The goal of the present studies was to examine whether ovarian or other estrogens contribute to the observed resistance to weight gain in adult female rats given high-intensity sweeteners. In Experiment 1, the ovaries of adult female rats were removed surgically and the effects of consuming dietary supplements sweetened with the high-intensity sweetener saccharin were compared to supplements sweetened with glucose in female rats.

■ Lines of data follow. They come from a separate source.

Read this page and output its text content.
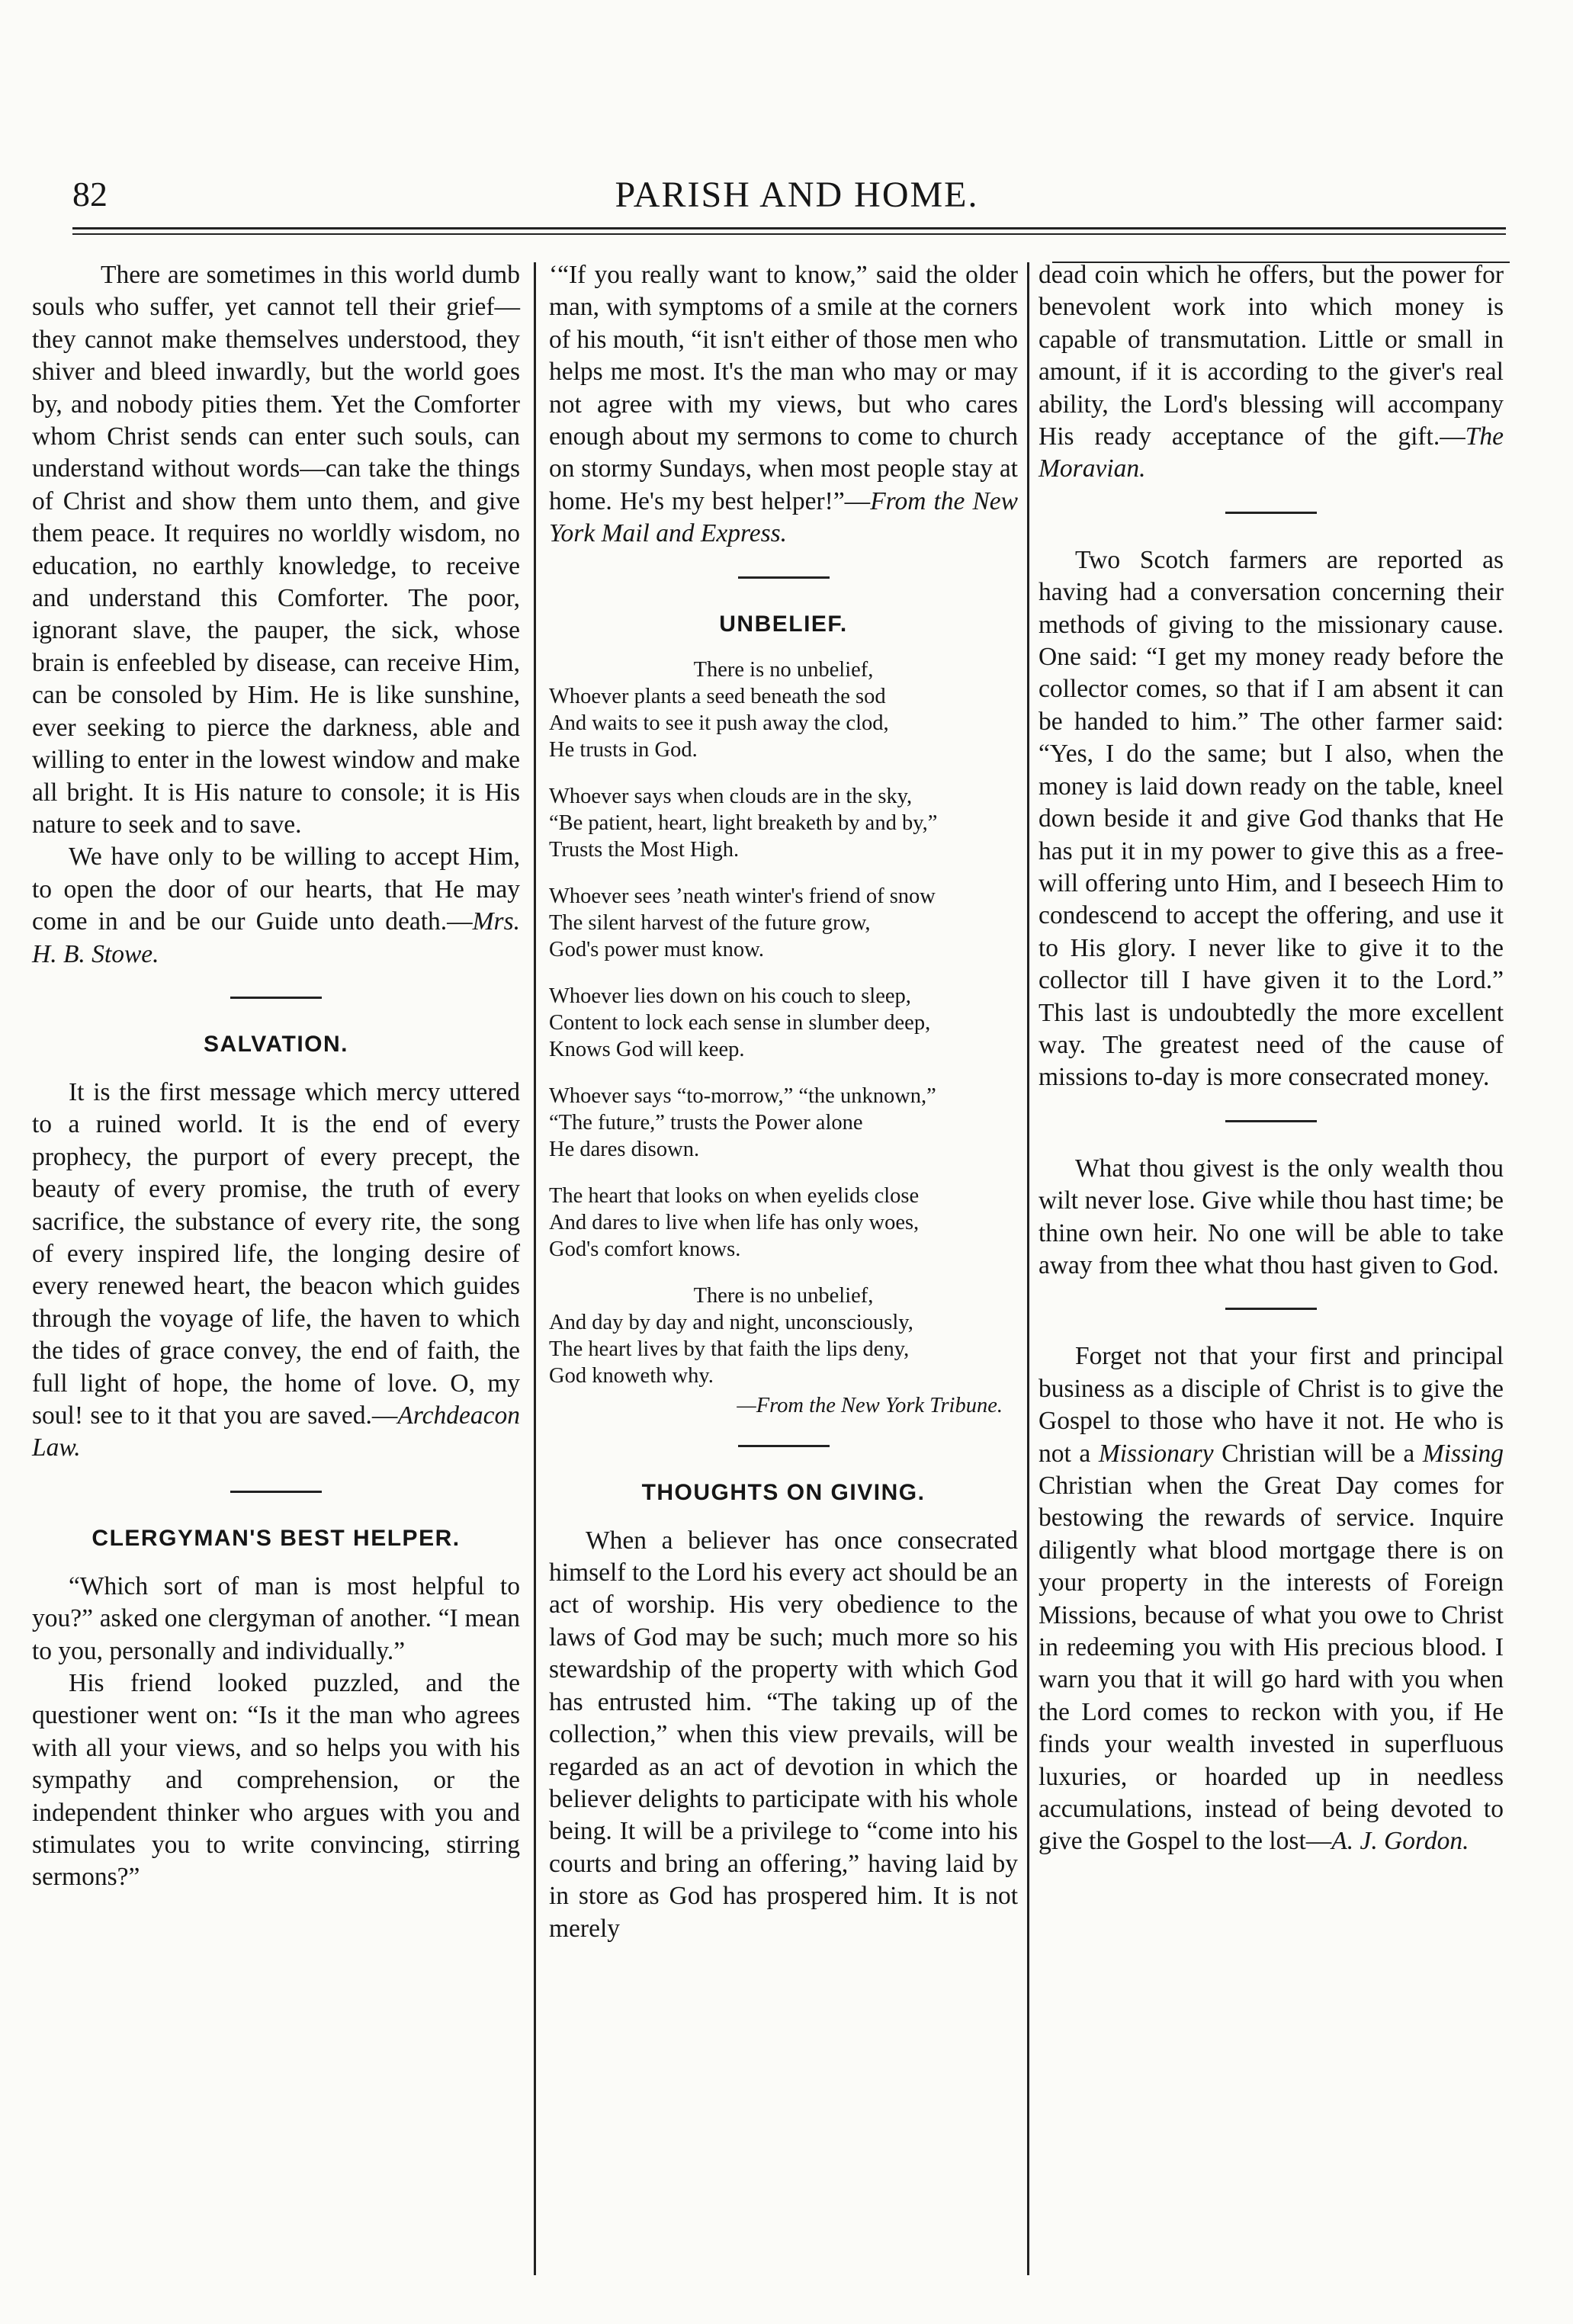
82	PARISH AND HOME.

There are sometimes in this world dumb souls who suffer, yet cannot tell their grief—they cannot make themselves understood, they shiver and bleed inwardly, but the world goes by, and nobody pities them. Yet the Comforter whom Christ sends can enter such souls, can understand without words—can take the things of Christ and show them unto them, and give them peace. It requires no worldly wisdom, no education, no earthly knowledge, to receive and understand this Comforter. The poor, ignorant slave, the pauper, the sick, whose brain is enfeebled by disease, can receive Him, can be consoled by Him. He is like sunshine, ever seeking to pierce the darkness, able and willing to enter in the lowest window and make all bright. It is His nature to console; it is His nature to seek and to save.

We have only to be willing to accept Him, to open the door of our hearts, that He may come in and be our Guide unto death.—Mrs. H. B. Stowe.

SALVATION.

It is the first message which mercy uttered to a ruined world. It is the end of every prophecy, the purport of every precept, the beauty of every promise, the truth of every sacrifice, the substance of every rite, the song of every inspired life, the longing desire of every renewed heart, the beacon which guides through the voyage of life, the haven to which the tides of grace convey, the end of faith, the full light of hope, the home of love. O, my soul! see to it that you are saved.—Archdeacon Law.

CLERGYMAN'S BEST HELPER.

“Which sort of man is most helpful to you?” asked one clergyman of another. “I mean to you, personally and individually.”

His friend looked puzzled, and the questioner went on: “Is it the man who agrees with all your views, and so helps you with his sympathy and comprehension, or the independent thinker who argues with you and stimulates you to write convincing, stirring sermons?”

‘“If you really want to know,” said the older man, with symptoms of a smile at the corners of his mouth, “it isn't either of those men who helps me most. It's the man who may or may not agree with my views, but who cares enough about my sermons to come to church on stormy Sundays, when most people stay at home. He's my best helper!”—From the New York Mail and Express.

UNBELIEF.
There is no unbelief,
Whoever plants a seed beneath the sod
And waits to see it push away the clod,
He trusts in God.
Whoever says when clouds are in the sky,
“Be patient, heart, light breaketh by and by,”
Trusts the Most High.
Whoever sees ’neath winter's friend of snow
The silent harvest of the future grow,
God's power must know.
Whoever lies down on his couch to sleep,
Content to lock each sense in slumber deep,
Knows God will keep.
Whoever says “to-morrow,” “the unknown,”
“The future,” trusts the Power alone
He dares disown.
The heart that looks on when eyelids close
And dares to live when life has only woes,
God's comfort knows.
There is no unbelief,
And day by day and night, unconsciously,
The heart lives by that faith the lips deny,
God knoweth why.
—From the New York Tribune.
THOUGHTS ON GIVING.

When a believer has once consecrated himself to the Lord his every act should be an act of worship. His very obedience to the laws of God may be such; much more so his stewardship of the property with which God has entrusted him. “The taking up of the collection,” when this view prevails, will be regarded as an act of devotion in which the believer delights to participate with his whole being. It will be a privilege to “come into his courts and bring an offering,” having laid by in store as God has prospered him. It is not merely

dead coin which he offers, but the power for benevolent work into which money is capable of transmutation. Little or small in amount, if it is according to the giver's real ability, the Lord's blessing will accompany His ready acceptance of the gift.—The Moravian.

Two Scotch farmers are reported as having had a conversation concerning their methods of giving to the missionary cause. One said: “I get my money ready before the collector comes, so that if I am absent it can be handed to him.” The other farmer said: “Yes, I do the same; but I also, when the money is laid down ready on the table, kneel down beside it and give God thanks that He has put it in my power to give this as a free-will offering unto Him, and I beseech Him to condescend to accept the offering, and use it to His glory. I never like to give it to the collector till I have given it to the Lord.” This last is undoubtedly the more excellent way. The greatest need of the cause of missions to-day is more consecrated money.

What thou givest is the only wealth thou wilt never lose. Give while thou hast time; be thine own heir. No one will be able to take away from thee what thou hast given to God.

Forget not that your first and principal business as a disciple of Christ is to give the Gospel to those who have it not. He who is not a Missionary Christian will be a Missing Christian when the Great Day comes for bestowing the rewards of service. Inquire diligently what blood mortgage there is on your property in the interests of Foreign Missions, because of what you owe to Christ in redeeming you with His precious blood. I warn you that it will go hard with you when the Lord comes to reckon with you, if He finds your wealth invested in superfluous luxuries, or hoarded up in needless accumulations, instead of being devoted to give the Gospel to the lost—A. J. Gordon.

In Experiment 2, the goal was to examine whether blocking the activity of aromatase, thereby inhibiting local estrogen synthesis, affected responding to saccharin-versus glucose-sweetened yogurt diet supplements and whether the consequences of inhibiting local estrogen synthesis by surgical removal of the ovaries were different compared to after puberty. The aromatase inhibitor anastrozole was used because it is designed for oral delivery, and has been previously demonstrated to significantly suppress estrogen levels in OVX female rats at the dose employed (0.1 mg/kg; Dukes, 1997, Wang et al., 2009). In rats, anastrozole is typically delivered by gavage or provided in drinking water as the sole source of fluids, which can diminish the amount of fluid consumed and thereby impact food intake. Preliminary work demonstrated that when anastrozole or its vehicle (ethanol) was mixed into the dietary supplement we typically use, low-fat yogurt, animals reliably consumed the entire portion of yogurt, and therefore the entire dose of the drug. We took advantage of the willingness of animals to consume the drug voluntarily by dissolving it in the yogurt supplements, allowing us to avoid stress associated with repeated gavage or suppression of fluid intake associated with providing it in drinking water.